Bitterböse läßt Avenarius dann seine Suada gegen bestimmte Verfallserscheinungen in der medialen Berichterstattung über Kriegs- und Krisenregionen rund um den Erdball enden. „Eines gilt für alle: wenn der Krieg vorbei ist, sind die Reporter weg. Alle Ausgebombten sind abgeklappert, Witwen und Waisen interviewt, Milizenführer befragt. Die Karawane zieht weiter. Es wird woanders geschossen. Nichts wie hin“.
Mag sein, dass Avenarius hier seine Anklage gegen einen Auslandsjournalismus, der sich restlos den Quoten- und Auflageninteressen der Medienunternehmen hier und da überzieht.
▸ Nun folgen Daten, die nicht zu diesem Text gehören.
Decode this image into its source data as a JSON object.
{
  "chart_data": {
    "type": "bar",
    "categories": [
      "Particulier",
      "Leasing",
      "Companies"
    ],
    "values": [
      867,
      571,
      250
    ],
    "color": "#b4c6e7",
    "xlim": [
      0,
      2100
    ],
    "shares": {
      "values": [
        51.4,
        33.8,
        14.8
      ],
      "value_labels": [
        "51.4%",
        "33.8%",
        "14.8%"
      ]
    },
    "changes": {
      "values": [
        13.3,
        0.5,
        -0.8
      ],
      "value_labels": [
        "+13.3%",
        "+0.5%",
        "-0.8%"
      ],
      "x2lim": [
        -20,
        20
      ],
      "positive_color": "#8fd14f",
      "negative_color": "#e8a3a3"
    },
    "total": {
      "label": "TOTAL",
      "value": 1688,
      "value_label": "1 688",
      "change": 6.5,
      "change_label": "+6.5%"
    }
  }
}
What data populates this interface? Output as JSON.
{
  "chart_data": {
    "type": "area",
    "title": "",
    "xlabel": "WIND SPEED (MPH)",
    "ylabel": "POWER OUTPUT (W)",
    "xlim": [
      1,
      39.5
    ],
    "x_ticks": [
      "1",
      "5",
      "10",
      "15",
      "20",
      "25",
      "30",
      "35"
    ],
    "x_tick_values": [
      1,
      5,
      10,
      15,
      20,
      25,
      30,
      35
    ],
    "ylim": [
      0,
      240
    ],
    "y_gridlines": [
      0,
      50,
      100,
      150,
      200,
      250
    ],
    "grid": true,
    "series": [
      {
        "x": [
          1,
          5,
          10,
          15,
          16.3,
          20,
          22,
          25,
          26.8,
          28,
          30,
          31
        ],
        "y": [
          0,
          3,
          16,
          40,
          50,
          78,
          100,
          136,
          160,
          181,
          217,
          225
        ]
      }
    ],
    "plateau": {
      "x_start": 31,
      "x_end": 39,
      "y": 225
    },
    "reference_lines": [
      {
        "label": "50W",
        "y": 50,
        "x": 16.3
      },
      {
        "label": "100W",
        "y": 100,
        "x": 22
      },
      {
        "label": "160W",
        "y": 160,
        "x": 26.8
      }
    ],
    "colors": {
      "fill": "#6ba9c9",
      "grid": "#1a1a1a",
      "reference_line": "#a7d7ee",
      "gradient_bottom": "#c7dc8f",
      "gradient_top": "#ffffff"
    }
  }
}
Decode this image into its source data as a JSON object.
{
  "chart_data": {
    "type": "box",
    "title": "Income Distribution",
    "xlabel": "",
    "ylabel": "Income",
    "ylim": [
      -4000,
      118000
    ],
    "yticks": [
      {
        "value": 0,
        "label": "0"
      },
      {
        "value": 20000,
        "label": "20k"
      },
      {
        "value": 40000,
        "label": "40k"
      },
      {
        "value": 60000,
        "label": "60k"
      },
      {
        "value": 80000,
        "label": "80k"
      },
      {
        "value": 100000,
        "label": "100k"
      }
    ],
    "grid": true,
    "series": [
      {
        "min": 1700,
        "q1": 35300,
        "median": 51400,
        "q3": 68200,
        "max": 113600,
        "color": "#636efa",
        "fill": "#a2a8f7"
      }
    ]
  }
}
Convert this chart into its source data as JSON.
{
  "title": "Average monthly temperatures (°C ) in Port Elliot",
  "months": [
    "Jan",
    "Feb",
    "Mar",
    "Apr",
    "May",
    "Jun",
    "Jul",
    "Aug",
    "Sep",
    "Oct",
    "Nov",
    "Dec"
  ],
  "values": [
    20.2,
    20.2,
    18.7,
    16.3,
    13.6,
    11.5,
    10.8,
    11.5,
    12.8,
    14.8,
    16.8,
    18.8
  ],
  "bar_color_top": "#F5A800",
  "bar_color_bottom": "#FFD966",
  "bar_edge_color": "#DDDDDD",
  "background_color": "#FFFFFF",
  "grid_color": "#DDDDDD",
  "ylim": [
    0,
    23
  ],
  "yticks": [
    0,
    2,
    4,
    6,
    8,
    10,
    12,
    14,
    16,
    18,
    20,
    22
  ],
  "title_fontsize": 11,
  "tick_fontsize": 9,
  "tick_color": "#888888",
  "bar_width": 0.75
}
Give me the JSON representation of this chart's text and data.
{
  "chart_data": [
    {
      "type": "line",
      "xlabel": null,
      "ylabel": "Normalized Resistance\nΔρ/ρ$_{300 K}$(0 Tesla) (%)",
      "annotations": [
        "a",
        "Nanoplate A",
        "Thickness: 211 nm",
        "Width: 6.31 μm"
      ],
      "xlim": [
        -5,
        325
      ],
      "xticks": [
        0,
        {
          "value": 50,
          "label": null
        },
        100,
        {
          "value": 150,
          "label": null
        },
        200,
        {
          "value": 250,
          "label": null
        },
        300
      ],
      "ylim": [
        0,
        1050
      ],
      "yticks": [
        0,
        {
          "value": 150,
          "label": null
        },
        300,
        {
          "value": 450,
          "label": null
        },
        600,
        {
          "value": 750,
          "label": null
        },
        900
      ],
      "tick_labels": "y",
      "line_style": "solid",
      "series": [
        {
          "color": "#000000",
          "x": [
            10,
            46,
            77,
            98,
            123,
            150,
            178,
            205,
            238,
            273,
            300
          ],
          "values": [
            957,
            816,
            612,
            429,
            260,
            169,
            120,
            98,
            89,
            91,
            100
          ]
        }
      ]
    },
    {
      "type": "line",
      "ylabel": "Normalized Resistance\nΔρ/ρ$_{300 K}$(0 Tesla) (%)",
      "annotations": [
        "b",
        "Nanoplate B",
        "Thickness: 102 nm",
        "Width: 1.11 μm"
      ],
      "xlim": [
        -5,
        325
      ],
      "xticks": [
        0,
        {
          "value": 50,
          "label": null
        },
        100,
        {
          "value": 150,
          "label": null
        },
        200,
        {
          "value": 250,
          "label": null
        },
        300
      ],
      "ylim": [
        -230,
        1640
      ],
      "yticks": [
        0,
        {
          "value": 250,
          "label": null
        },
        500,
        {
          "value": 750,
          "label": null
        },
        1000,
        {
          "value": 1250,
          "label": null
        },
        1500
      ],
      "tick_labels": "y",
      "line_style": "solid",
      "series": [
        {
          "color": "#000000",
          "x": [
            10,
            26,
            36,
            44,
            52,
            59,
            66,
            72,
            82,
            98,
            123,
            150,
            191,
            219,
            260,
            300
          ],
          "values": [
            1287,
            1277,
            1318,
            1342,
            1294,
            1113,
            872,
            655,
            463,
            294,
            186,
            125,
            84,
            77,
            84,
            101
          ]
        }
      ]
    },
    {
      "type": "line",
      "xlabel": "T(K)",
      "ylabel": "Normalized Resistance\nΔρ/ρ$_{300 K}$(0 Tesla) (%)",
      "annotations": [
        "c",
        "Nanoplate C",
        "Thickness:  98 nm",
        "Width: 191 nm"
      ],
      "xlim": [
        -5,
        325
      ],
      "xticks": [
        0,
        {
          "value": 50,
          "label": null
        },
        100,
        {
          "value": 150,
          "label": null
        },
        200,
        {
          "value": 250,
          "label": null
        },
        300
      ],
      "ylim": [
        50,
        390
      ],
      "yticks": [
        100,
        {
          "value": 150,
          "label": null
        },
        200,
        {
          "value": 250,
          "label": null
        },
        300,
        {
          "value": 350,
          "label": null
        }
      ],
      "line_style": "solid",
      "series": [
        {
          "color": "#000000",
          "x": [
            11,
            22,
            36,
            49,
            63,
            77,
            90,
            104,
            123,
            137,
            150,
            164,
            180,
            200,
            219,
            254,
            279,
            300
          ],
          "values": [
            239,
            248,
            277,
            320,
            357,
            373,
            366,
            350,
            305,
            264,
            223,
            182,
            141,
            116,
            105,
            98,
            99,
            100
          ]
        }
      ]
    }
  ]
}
Aus der Ferne sind Details aus dem Reporteralltag in Kriegsregionen wie im Nahen Osten, in der östliche Ukraine oder auch in einigen afrikanischen Regionen schwer zu bewerten.
Mag sein, aber manchmal schafft man es nur mit schrillen Übertreibungen sich in den Nachrichtenfluten Gehör zu verschaffen. Verdienstvoll ist dieser Text auch, weil hier ein erfahrener Auslandsreporter endlich auch einmal die Aufmerksamkeit auf eine Gruppe von Helfern richtet, auf die weder die jüngeren noch die älteren ‚Kriegsjournalisten’ weder die Blogger noch die Reporter mit dem Notizheft verzichten können. „Ohne einen fähigen Fixer ist jeder verloren, da kann er die Landessprache noch so gut sprechen…Das Verhältnis zwischen Fixer und Reporter ähnelt dem zwischen Sherpa und Bergsteiger – der eine macht die Arbeit, der andere erntet den Beifall.“
Wenigstens für eine kurze Zeit wird einem entführten, misshandelten, inhaftierten oder hingerichteten Journalisten dann in den Nachrichten eine flüchtige Aufmerksamkeit geschenkt. An die dem Journalisten in extremen Alltagssituationen zuarbeitenden lokalen Fixer und Stringer hingegen denkt in diesem Moment niemand. „Ihren Namen kennt keiner“, schrieb einmal Stefan Klein, Kollege von Tomas Avenarius bei der ‚Süddeutschen Zeitung’. „ Noch nicht einmal in einer Fussnote werden sie gewürdigt. Sie haben nur Konjunktur in Krisen und Katastrophen. Jeder Auslandsreporter ist aber nur so gut wie der Stringer, den er hat.“
Carl Wilhelm Macke ( JhJ )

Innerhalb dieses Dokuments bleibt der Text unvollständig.